Record Troubleshooting in some common Spark jobs.
1. OOM value caused by the buffer size of the Shuffle Reduce terminal
During the shuffle process, when the Reduce end pulls data from the Map end, each task has its own buffer to store the pulled data. The default buffer is 48 MB.
If a large amount of data is generated on the Map end and data is written quickly on the Map end, the buffer of all tasks on the Reduce end may be fully loaded and the buffer of each task will be fully written. As a result, the task reads a large amount of data during calculation. However, the amount of memory allocated by each executor in the current JVM process is dead (0.2 ratio), and a large number of task computations are likely to drain memory and result in OOM.
In this case, we can reduce the buffer memory size of the Reduce end so that the task can be accessed several times. This reduces the performance consumption of network transmission, but ensures that the memory of the Reduce end is sufficient.
2. The GC of the JVM causes a shuffle file pull failure
“Shuffle file not found” is a common occurrence in Spark. In some cases, the stage and task will be submitted again. Run it again, and you’re done. There is no such mistake.
This is because the previous stage consumes too much memory during shuffle, causing frequent GC, and the entire JVM process stops when GC is triggered. At this point, the executor of the next stage will try to pull the data that it needs and will not pull it. At this point, the executor of the next stage will try to wait for a while and pull it again. Sometimes, after the waiting time, the gc of the previous stage will finish and the data will be pulled.
These two parameters can be adjusted in this case:
1, spark. Shuffle. IO. MaxRetries shuffle pull the number of retry after failure, default is 3 times;
2, spark. Shuffle. IO. RetryWait each retry interval pull files, the default is 5 s;
3. The Yarn cluster resources are insufficient, causing application failure
One Spark job may have run in a Yarn cluster, and you submit another Spark job. The resources set for the two Spark jobs are equal to or slightly smaller than the resources in the whole cluster. In this case, the second Spark job may fail to run. Because the Spark job will probably consume more resources after it runs than we allocated in the shell script.
To prevent this from happening, there are several options:
1. In J2EE, only one Spark job can be submitted to the Yarn cluster for execution. In this way, resources for one Spark job are sufficient.
2. Execute Spark jobs in queues to maximize the resources allocated to each Spark job and ensure that each Spark job is executed in the shortest time.
4. An error was reported due to serialization problems
When a Spark job is submitted in Client mode, an error similar to Serializable appears in the locally printed log. This error is caused by a class that does not implement a serialization interface.
There are two common places to serialize:
1. Operator functions summarize variables of external custom types;
2. If a custom type is to be used as an element type in the RDD, that type should also implement the serialization interface.
5. Excessive network adapter traffic occurs in yarn-client mode
In the production environment, if Spark is run in yarn-client mode, the driver process runs on the local device, and a large amount of data is transferred. As a result, the network adapter traffic on the local device is heavy.
Therefore, yarn-cluster mode must be used in the production environment.
6. Memory overflow of the JVM in yarn-cluster mode
Sometimes, Spark jobs that contain Spark SQL may run properly in yarn-client mode, but in yarn-Cluster mode, the MEMORY overflow problem of THE JVM’s PermGen(permanent generation) is reported.
In yarn-client mode, the driver runs on the local device, the PermGen configuration of the JVM used by Spark is the local Spark class file, and the permanent band size of the JVM is 128 MB. In yarn-cluster mode, drvier runs on a node in the Yarn cluster. The default size is 82M.

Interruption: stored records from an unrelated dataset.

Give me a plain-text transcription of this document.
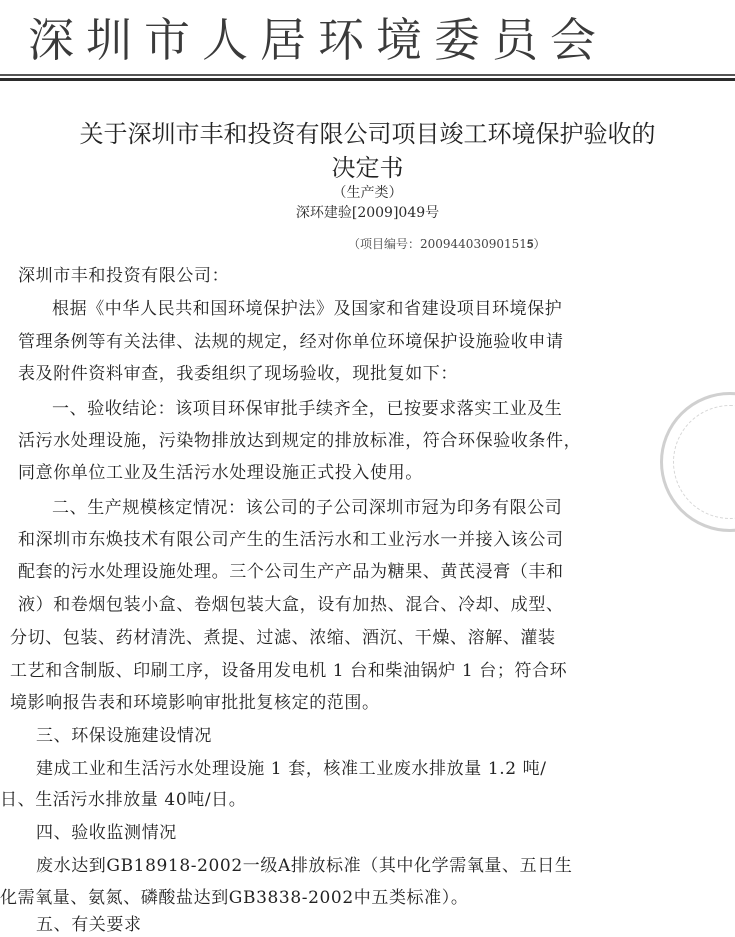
深圳市人居环境委员会
关于深圳市丰和投资有限公司项目竣工环境保护验收的
决定书
（生产类）
深环建验[2009]049号
（项目编号：20094403090151𝟓）
深圳市丰和投资有限公司：
根据《中华人民共和国环境保护法》及国家和省建设项目环境保护
管理条例等有关法律、法规的规定，经对你单位环境保护设施验收申请
表及附件资料审查，我委组织了现场验收，现批复如下：
一、验收结论：该项目环保审批手续齐全，已按要求落实工业及生
活污水处理设施，污染物排放达到规定的排放标准，符合环保验收条件，
同意你单位工业及生活污水处理设施正式投入使用。
二、生产规模核定情况：该公司的子公司深圳市冠为印务有限公司
和深圳市东焕技术有限公司产生的生活污水和工业污水一并接入该公司
配套的污水处理设施处理。三个公司生产产品为糖果、黄芪浸膏（丰和
液）和卷烟包装小盒、卷烟包装大盒，设有加热、混合、冷却、成型、
分切、包装、药材清洗、煮提、过滤、浓缩、酒沉、干燥、溶解、灌装
工艺和含制版、印刷工序，设备用发电机 1 台和柴油锅炉 1 台；符合环
境影响报告表和环境影响审批批复核定的范围。
三、环保设施建设情况
建成工业和生活污水处理设施 1 套，核准工业废水排放量 1.2 吨/
日、生活污水排放量 40吨/日。
四、验收监测情况
废水达到GB18918-2002一级A排放标准（其中化学需氧量、五日生
化需氧量、氨氮、磷酸盐达到GB3838-2002中五类标准）。
五、有关要求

Spark SQL has a lot of complex SQL semantic parsing, syntax conversion, and so on inside, which is extremely complex. In this case, if SQL data is not written properly, memory consumption and permanent generation usage will be large, which may easily exceed the default value set on the Yarn cluster.
Solution:
Add the following configuration to the spark-submit script:
--conf spark.driver.extraJavaOptions="-XX:PermSize=128M -XX:MaxPermSize=256M"
This sets the size of the driver permanent generation. The default is 128MB and the maximum is 256M. In this case, it is almost guaranteed that your Spark job will not run out of permanent memory as described in yarn-cluster mode.